Может быть, я ломлюсь в открытые ворота, поскольку уже много лет тому назад Кшиштоф Плесьнярович написал, что «Велёполе, Велёполе…» — «это одновременно и повторение, и отрицание опыта „Театра Смерти“»[718]
. Я хотел бы, однако, этот тезис обострить и поместить его в иную перспективу.Я бы осмелился поставить следующий вопрос: инициировал ли «Умерший класс» или скорее закрывал идею «Театра Смерти» и открывал поле переосмысления, граничащего с отрицанием? Кантор реализовывал «Театр Смерти» с давних пор и уж точно начиная с постановки «В маленькой усадьбе» в «Крико-2» в 1961 году. Тогда он в первый раз «что-то вспомнил», отсылая в этом спектакле к «забытому» опыту, связанному с оккупационным «Возвращением Одиссея»[719]
. В спектаклях, предшествующих «Умершему классу», смерть была молчаливой силой, которая встревала в механизмы театра, сценической репрезентации, присутствия человека, часто появлялась в скандально неуместных образах, полных садизма и циничной эксплуатации облика человека униженного, загнанного, находящегося под угрозой внезапной аннигиляции. В одной из таких сцен — в «Красотках и мартышках» — Княгиню Кремлинскую загоняют в курятник. В сохранившемся в записи фрагменте репетиции мы можем видеть, как Кантор в состоянии крайнего возбуждения провоцирует актеров, чтобы ситуация приняла как нельзя более реальный и жестокий характер[720].Начиная с «Театра Информель» и до «Умершего класса» Кантор проверял на практике, насколько верно кредо психоаналитиков, гласящее, что память принадлежит бессознательному[721]

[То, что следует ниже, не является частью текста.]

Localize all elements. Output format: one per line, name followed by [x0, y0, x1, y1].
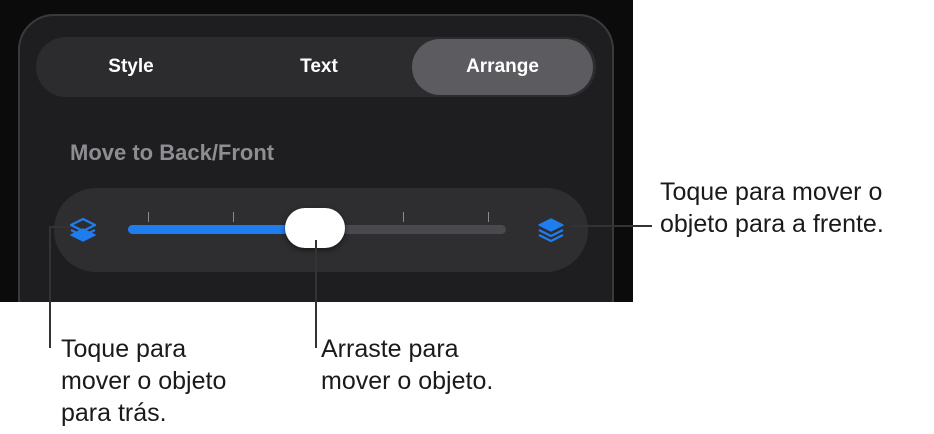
callout-front-line: Toque para mover o [660, 178, 883, 206]
callout-back-line: para trás. [61, 399, 167, 427]
layers-front-icon[interactable] [536, 216, 566, 246]
slider-tick [148, 212, 149, 222]
callout-drag: Arraste para mover o objeto. [321, 333, 493, 397]
tab-arrange[interactable]: Arrange [412, 39, 593, 95]
callout-drag-line: mover o objeto. [321, 367, 494, 395]
callout-line-back [49, 226, 51, 348]
section-title: Move to Back/Front [70, 140, 275, 165]
annotated-screenshot: Style Text Arrange Move to Back/Front To… [0, 0, 934, 434]
callout-back: Toque para mover o objeto para trás. [61, 333, 226, 429]
slider-tick [403, 212, 404, 222]
layers-back-icon[interactable] [68, 216, 98, 246]
callout-front: Toque para mover o objeto para a frente. [660, 176, 884, 240]
callout-drag-line: Arraste para [321, 335, 459, 363]
format-tabs: Style Text Arrange [36, 37, 596, 97]
callout-back-line: Toque para [61, 335, 187, 363]
callout-line-drag [315, 240, 317, 348]
tab-style[interactable]: Style [36, 37, 226, 97]
callout-line-front [572, 225, 652, 227]
slider-tick [488, 212, 489, 222]
callout-front-line: objeto para a frente. [660, 210, 884, 238]
callout-line-back [49, 226, 71, 228]
slider-tick [233, 212, 234, 222]
callout-back-line: mover o objeto [61, 367, 227, 395]
move-back-front-slider [54, 188, 588, 272]
tab-text[interactable]: Text [226, 37, 412, 97]
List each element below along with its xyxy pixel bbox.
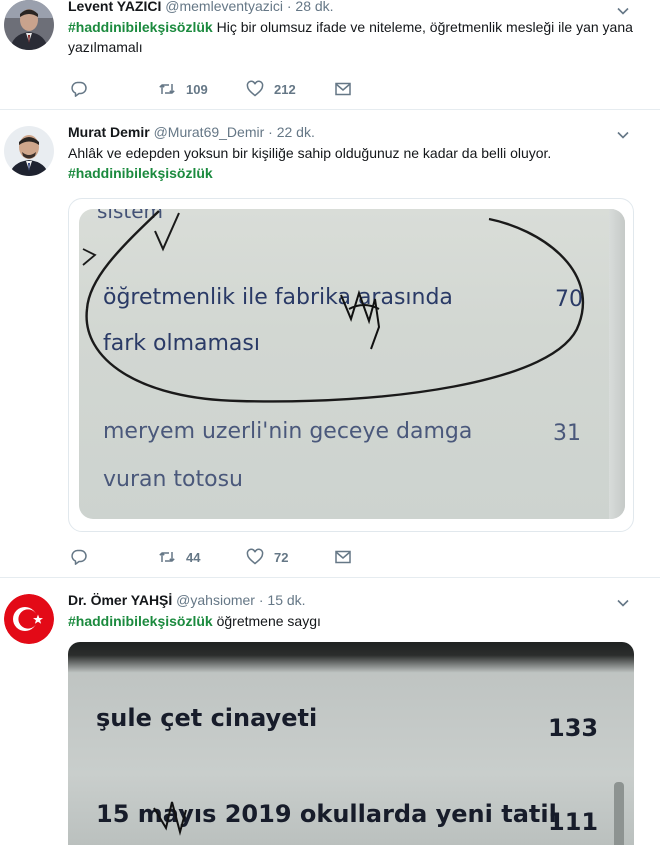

. Согласно этой концепции, каждый сколь-нибудь сильный след в памяти связан с шоком, вызванным разрушением защитного барьера системы восприятия, с моментом, когда нашу психику застигли в состоянии беспомощности. Тут как раз находится источник рецидивов тревоги, которые столь запоздало пытаются компенсировать то состояние беззащитности, что предшествовало моменту, когда в нашей памяти бессознательно был запечатлен некий след события.Между «Умершим классом» и «Велёполе, Велёполе…» Кантор глубже, чем когда бы то ни было, пересматривает свою сценическую практику. Идея повторения, ключевая для него, полностью меняет свое значение. Более поздние спектакли Кантора уже не оперируют столь бескомпромиссно механизмом посттравматической тревоги, который тщетно кружит вокруг временнóй лакуны, места потери опыта, пустоты, оставшейся после события. В переживание тревоги вписана структура повторения, которая возвращается к чему-то неуловимому, ускользающему от осознания и присвоения опыта. Тревога не находит себе места в системе репрезентации, а вместо этого становится аффективным фундаментом актов восприятия. В тот момент, когда объект тревоги получает свое символическое выражение, изменяется характер работы повторения: с этого момента она служит тому, чтобы заново выстроить символические связи, она противостоит распаду, ратифицирует альянс памяти и сознания, противостоит амнезии. Начиная с этого момента повторение имеет другой смысл, являет собой способность перетасовывать уже не следы памяти — поскольку по определению они не осознаны, — а символы памяти, репрезентирующие эти следы в сознании.